LeetCode: Course Schedule

LeetCode: Course Schedule

Summary

Return true if you can finish all courses. Otherwise, return false.

There are a total of numCourses courses you have to take, labeled from 0 to numCourses - 1. You are given an array prerequisites where prerequisites[i] = [ai, bi] means you must take course bi before course ai.

Approach

This is a graph cycle-detection problem.

We build a directed graph where each course points to its prerequisites. Then we run DFS and check whether we revisit a node that is already on the current DFS path.
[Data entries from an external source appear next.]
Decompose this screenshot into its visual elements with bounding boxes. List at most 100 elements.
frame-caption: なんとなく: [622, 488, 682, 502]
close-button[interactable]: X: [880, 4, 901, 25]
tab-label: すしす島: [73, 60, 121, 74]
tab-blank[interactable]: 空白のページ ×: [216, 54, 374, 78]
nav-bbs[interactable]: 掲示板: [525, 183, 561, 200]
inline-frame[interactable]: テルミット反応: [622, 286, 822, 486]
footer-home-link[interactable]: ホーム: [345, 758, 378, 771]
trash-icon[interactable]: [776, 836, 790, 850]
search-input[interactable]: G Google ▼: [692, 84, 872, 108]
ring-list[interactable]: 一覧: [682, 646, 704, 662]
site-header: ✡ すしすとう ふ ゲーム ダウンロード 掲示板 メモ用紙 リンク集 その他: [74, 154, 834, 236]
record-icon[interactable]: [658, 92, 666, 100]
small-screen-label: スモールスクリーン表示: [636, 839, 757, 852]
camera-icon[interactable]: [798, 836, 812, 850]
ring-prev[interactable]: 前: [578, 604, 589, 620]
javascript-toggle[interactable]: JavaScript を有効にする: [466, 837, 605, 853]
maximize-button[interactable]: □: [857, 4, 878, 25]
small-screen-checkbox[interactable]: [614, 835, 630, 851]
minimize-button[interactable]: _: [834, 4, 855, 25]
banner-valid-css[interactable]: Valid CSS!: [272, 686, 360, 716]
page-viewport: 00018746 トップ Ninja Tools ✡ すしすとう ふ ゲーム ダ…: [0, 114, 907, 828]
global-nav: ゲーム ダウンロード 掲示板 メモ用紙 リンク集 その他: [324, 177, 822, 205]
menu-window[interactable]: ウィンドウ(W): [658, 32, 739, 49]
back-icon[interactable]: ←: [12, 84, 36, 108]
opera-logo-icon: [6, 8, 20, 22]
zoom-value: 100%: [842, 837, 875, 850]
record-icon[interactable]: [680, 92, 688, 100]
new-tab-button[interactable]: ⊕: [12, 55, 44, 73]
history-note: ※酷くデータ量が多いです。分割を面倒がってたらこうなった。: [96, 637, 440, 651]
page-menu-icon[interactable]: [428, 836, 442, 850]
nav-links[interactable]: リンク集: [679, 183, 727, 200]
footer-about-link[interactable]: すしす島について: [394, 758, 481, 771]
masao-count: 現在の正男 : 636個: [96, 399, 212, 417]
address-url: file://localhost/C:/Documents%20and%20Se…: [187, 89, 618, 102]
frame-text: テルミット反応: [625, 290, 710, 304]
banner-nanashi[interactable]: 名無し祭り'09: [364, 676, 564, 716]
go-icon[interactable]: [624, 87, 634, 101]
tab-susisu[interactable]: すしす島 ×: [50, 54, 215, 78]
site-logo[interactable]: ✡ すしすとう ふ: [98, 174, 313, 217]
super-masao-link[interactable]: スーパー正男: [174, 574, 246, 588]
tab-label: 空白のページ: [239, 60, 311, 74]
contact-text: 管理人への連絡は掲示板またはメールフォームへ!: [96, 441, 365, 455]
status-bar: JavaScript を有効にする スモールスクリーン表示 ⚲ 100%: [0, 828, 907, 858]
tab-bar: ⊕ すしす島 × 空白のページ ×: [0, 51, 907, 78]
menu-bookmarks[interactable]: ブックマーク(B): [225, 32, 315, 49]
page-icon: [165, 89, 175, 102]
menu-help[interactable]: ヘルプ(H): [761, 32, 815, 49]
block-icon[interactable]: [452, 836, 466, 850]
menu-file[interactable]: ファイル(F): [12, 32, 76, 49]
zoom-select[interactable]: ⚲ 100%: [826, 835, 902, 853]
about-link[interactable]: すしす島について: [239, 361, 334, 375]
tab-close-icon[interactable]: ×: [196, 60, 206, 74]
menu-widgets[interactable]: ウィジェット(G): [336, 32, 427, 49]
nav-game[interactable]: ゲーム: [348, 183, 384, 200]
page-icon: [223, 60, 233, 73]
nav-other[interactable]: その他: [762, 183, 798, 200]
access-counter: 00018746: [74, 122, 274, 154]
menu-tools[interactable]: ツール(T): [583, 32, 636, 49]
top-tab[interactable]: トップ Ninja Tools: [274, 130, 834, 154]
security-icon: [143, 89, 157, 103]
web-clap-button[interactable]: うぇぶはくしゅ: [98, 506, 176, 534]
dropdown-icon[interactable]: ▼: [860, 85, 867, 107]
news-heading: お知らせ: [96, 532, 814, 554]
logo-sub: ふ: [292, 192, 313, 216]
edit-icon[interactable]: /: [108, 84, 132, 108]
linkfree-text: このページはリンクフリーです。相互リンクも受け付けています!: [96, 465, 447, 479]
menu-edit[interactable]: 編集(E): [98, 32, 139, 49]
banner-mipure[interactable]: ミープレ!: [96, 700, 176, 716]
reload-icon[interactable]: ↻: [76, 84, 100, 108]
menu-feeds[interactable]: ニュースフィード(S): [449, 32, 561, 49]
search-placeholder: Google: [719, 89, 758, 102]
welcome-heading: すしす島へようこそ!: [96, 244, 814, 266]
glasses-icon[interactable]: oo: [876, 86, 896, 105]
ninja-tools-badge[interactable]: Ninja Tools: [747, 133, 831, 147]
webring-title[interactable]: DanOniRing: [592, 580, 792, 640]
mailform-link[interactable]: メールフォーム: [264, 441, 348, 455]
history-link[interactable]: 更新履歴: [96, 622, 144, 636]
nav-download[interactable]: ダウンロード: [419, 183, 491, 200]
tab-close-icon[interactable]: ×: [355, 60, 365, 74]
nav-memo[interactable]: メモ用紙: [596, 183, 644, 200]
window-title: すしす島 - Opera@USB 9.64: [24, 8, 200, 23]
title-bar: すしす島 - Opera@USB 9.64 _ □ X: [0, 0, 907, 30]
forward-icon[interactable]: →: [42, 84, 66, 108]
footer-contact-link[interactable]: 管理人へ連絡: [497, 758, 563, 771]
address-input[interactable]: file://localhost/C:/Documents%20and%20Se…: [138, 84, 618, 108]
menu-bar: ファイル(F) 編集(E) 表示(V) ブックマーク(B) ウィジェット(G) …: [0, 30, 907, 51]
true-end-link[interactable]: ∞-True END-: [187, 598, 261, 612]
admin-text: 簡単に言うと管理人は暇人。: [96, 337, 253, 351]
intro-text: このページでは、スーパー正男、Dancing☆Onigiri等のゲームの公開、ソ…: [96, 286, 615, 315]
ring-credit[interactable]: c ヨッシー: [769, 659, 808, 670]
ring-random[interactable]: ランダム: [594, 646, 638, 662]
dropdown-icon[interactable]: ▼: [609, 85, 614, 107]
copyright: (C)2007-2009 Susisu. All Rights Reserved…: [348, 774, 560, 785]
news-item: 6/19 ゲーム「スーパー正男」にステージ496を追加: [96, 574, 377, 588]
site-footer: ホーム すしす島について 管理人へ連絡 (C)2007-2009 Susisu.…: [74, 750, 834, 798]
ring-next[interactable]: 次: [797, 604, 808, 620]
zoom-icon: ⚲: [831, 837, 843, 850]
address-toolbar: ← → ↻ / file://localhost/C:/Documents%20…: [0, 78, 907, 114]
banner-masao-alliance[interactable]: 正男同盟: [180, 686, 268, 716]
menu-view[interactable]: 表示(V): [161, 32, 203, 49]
If that happens, there is a cycle, so it is impossible to finish all courses.

Function

Initialization:

  • graph: adjacency list of prerequisites. The key is a course, and the value is the list of prerequisite courses.
  • done: nodes that have already been checked and confirmed to have no cycle.
  • visiting: nodes currently on the DFS path.

DFS:

Argument:

  • node

Logic:

  1. If node is in done, return False because this path is already known to be acyclic.
  2. If node is in visiting, return True because we found a cycle.
  3. Add node to visiting.
  4. For each prerequisite v in graph[node], run dfs(v).
  5. If any recursive call returns True, propagate True.
  6. Remove node from visiting.
  7. Add node to done.
  8. Return False.

Run this DFS for every course.

Complexity

Time complexity: O(V + E). Each node is fully processed once, and each edge is traversed once.

Space complexity: O(V + E). The graph takes O(V + E), and the done set, visiting set, and DFS call stack take O(V).